The other lesson from this case is the reminder that femoral access, albeit justifiable for large-bore access, always portends a risk of bleeding complications. Despite an uneventful procedure, with excellent stability clearly delivered by LV mechanical circulatory support in a very unfavorable baseline hemodynamic substrate, leaving large-bore devices in for longer durations, although reassuring, increases the risk, as evident in this instance. Systematic evaluation and identification of endpoints to guide the operator on optimal timing of device removal may help better utilize this major adjunct to high-risk PCI. 
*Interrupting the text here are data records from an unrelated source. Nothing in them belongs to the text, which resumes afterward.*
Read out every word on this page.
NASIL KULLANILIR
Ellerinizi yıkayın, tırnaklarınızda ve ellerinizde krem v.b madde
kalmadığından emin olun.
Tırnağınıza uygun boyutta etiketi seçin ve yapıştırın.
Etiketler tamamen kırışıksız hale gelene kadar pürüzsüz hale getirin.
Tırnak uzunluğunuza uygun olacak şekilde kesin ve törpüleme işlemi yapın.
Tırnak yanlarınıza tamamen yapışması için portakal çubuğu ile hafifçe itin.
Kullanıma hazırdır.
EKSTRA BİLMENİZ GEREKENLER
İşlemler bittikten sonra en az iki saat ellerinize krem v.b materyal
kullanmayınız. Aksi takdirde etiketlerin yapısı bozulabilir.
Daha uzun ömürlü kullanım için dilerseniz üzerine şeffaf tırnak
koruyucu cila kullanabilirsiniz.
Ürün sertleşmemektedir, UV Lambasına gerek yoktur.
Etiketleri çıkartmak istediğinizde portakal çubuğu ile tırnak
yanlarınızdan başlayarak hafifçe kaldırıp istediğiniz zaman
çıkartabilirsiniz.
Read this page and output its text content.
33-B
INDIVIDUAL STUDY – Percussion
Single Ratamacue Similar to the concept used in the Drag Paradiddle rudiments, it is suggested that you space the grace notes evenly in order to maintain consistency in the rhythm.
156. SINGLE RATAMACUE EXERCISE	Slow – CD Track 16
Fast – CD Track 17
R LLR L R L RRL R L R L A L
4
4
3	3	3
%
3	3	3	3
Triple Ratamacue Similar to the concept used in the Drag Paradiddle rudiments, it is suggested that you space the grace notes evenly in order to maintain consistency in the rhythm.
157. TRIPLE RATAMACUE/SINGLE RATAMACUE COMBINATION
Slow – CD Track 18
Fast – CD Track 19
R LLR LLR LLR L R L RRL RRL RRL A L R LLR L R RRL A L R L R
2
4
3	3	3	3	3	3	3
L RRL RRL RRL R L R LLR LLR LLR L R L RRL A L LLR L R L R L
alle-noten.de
In summary, in procedures requiring LV mechanical circulatory support, high-risk PCI via transradial access is feasible, and might even be preferred over a “bi-femoral” approach. Femoral access, no matter how carefully obtained and cautiously attended, is prone to access site-related complications, especially in this morbid subset, and prompt recognition of these complications and definitive treatment helps mitigate worse consequences. A combination of the strategies proven to have the best impact on outcome improvement is expected to deliver a satisfactory long-term result. n

References

  1. Mehta SK, Frutkin AD, Lindsey JB, House JA, Spertus JA, Rao SV, Ou FS, Roe MT, Peterson ED, Marso SP; National Cardiovascular Data Registry. Bleeding in patients undergoing percutaneous coronary intervention: the development of a clinical risk algorithm from the National Cardiovascular Data Registry. Circ Cardiovasc Interv. 2009 Jun; 2(3): 222-229.  
  2. Dahdouh Z, Roule V, Dugué AE, Sabatier R, Lognoné T, Grollier G. Rotational atherectomy for left main coronary artery disease in octogenarians: transradial approach in a tertiary center and literature review. J Interv Cardiol. 2013 Apr; 26(2): 173-182. 
  3. Yang YJ1, Kandzari DE, Gao Z, Xu B, Chen JL, Qiao SB, Li JJ, Qin XW, Yao M, Wu YJ, Yuan JQ, Chen J, Liu HB, Dai J, Chen T, Wang Y, Li W, Gao RL. Transradial versus transfemoral method of percutaneous coronary revascularization for unprotected left main coronary artery disease: comparison of procedural and late-term outcomes. JACC Cardiovasc Interv. 2010 Oct; 3(10): 1035-1042.
  4. Romagnoli E, De Vita M, Burzotta F, Cortese B, Biondi-Zoccai G, Summaria F, Patrizi R, Lanzillo C, Lucci V, Cavazza C, Tarantino F, Sangiorgi GM, Lioy E, Crea F, Rao SV, Trani C. Radial versus femoral approach comparison in percutaneous coronary intervention with intraaortic balloon pump support: the RADIAL PUMP UP registry. Am Heart J. 2013 Dec; 166(6): 1019-1026.